Craig Brown may be the keeper of dreams in terms of our nation's football team but Billy Henderson, head of physical education at The James Young High school in Livingston, has early insights of what the future holds. As coach to Scotland's Under-15 Schoolboys team, he nurtures the talent that could be available to Mr Brown, or his successor, in 10 years' time.
The number of players who progress from the under-15 team to the senior squad is limited but players such as Paul Ritchie, Paul Lambert, Craig Burley and Duncan Ferguson have all made the great leap in recent years.
Although the Scottish Schools' Football Association is now playing international matches at under-14 level, it is still at under-15 level and in the Victory Shield games against England, Wales and Northern Ireland that early judgments are formed. These are all shown live by Sky television and are attended by scouts from senior clubs throughout Britain.
Scotland's Victory Shield campaign did not start too well this year, with a 3-0 defeat by Wales in Stirling, but the keenest interest is always around the clash with England, taking place in Chester on November 9.
Of the 18-strong squad, five have already been snapped up on "S" forms by professional clubs. However, as the SSFA points out, signing as a schoolboy for a club does not guarantee a professional future. If a club signs 20 "S" forms, it will be happy if two or three go on to make the grade.
Mr Henderson's current under-15 squad is drawn from all parts of the country with Ayrshire and Aberdeenshire as well represented as the more traditional football grounds of Glasgow and Edinburgh.
Most of the players will have learned the game through playing small-sided football and Mr Henderson is confident that the skill level of the team is comparable to teams in the past.
"I think it still goes in cycles - one year you can get three or four very good players coming through and other years it may not be so high," he says. "There's a lot more to distract boys than in previous years, with computer games and other things, and there's maybe not the same hunger to succeed.
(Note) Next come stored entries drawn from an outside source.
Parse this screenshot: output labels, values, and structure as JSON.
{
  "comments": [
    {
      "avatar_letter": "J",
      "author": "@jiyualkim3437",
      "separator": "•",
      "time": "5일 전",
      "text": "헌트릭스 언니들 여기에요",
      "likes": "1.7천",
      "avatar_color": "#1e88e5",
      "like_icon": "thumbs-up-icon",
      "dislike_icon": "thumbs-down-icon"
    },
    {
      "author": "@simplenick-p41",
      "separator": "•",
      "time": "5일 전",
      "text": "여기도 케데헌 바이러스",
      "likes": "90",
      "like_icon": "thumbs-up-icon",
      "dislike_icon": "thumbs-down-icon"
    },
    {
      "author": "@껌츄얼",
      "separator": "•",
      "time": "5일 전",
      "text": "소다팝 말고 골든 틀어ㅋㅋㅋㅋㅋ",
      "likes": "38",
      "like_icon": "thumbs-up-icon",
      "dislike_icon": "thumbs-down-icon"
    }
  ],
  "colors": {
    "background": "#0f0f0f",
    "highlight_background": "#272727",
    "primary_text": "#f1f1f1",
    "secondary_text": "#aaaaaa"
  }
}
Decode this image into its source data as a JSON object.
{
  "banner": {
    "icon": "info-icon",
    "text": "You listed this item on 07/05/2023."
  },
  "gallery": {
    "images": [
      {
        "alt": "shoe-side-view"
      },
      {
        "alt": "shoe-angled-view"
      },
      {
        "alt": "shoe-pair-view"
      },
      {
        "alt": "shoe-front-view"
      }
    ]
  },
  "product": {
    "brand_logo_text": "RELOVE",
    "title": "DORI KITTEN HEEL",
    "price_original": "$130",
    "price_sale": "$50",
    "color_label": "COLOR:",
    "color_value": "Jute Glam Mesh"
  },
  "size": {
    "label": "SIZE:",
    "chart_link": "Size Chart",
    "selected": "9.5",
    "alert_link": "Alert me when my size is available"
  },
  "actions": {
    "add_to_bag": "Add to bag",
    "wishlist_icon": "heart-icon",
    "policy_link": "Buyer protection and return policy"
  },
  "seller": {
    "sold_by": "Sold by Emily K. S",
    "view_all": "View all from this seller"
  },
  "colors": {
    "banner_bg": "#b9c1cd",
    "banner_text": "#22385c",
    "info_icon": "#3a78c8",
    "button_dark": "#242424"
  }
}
But when you see the money professional players are earning these days, there can be no greater incentive for boys to make the grade."
In addition to the Victory Shield, there are plans to face Austria and the Czech Republic next spring (still to be confirmed) and to attend the Eight Nations Tournament in Ballymena next May. By then, Mr Henderson will know which players have the potential to go on and make the senior grade.
He believes that schools international matches make a difference to the development of players, allowing them to pit their skills against players from foreign countries. "At under-15 level, we stand up pretty well against the likes of the Dutch," he says.
But playing at schools international level is also about experiencing different cultures and not just preparing for a professional football career, as most boys will not end upearning a living from the game.
"You never know how players are going to develop," Mr Henderson says. "Of the Scotland youth team that reached the World Cup final in 1989, Paul Dickov won his first senior cap this month and Brian O'Neil has gone on to play at full international level. But several of the Portuguese youth team, which lost to Scotland in the semi-finals that year, played for their full side in Euro 2000."
Mr Henderson is optimistic about Scotland's ability to produce talented players through the new youth initiative leagues being run by professional clubs and with many senior clubs now setting up youth academies.
However, he is concerned about what will happen if transfers are abolished throughout Europe, as is being mooted. Dutch club Ajax has been made financially secure by investing in young players and selling them on at huge transfer fees, confident in the knowledge that its system would continue an assembly line of talent to take their places.
"The English clubs have gone for youth academies in a big way and Scottish clubs are starting to follow suit," he says. "But clubs will hesitate to plough a lot of money into youth academies if there is no return at the end of the day and I'm not sure they will continue to go down that road if they cannot recoup a lot of the money in transfer fees.
"Our local club, Livingston, has talked of setting up a youth academy, but I wonder if it will happen if they cannot bring money in from selling players on. It is a concern and a lot of clubs are waiting to see what will happen."
If Mr Henderson could be granted one wish to ensure Scotland continues to produce talent, it would be more purpose-built indoor centres.
"The weather here is not conducive to developing skills," he says. "It was a problem that Norway addressed a few years back. Norway's big improvement at international level is due to the number of indoor centres it now has throughout the country, where young players can play no matter the weather."
Mr Henderson says certain issues have to be resolved in the Scottish game as a whole to open doors for young players.
"I believe there are some trying times ahead. I don't know if we've got it right about the number of foreign players playing in Scotland. I looked at the Dundee United team the other week and it was full of foreign players. It is not just happening in the Premier League and it is going down to first and second division clubs now.
"You can't blame clubs when they can sign two foreign players for the price of one Scot, but it needs to be looked at closely, otherwise there will be fewer and fewer opportunities for young players.
"Of course, there are two ways of looking at it and some of the foreign players also bring in good habits. Eric Cantona may have been the enfant terrible but he would stay behind after training to work on his skills, and I know that has been a factor in English players like Nicky Butt and Paul Scholes coming through at Manchester United.
"A balance has to be found in Scotland for our young players to be given a proper chance."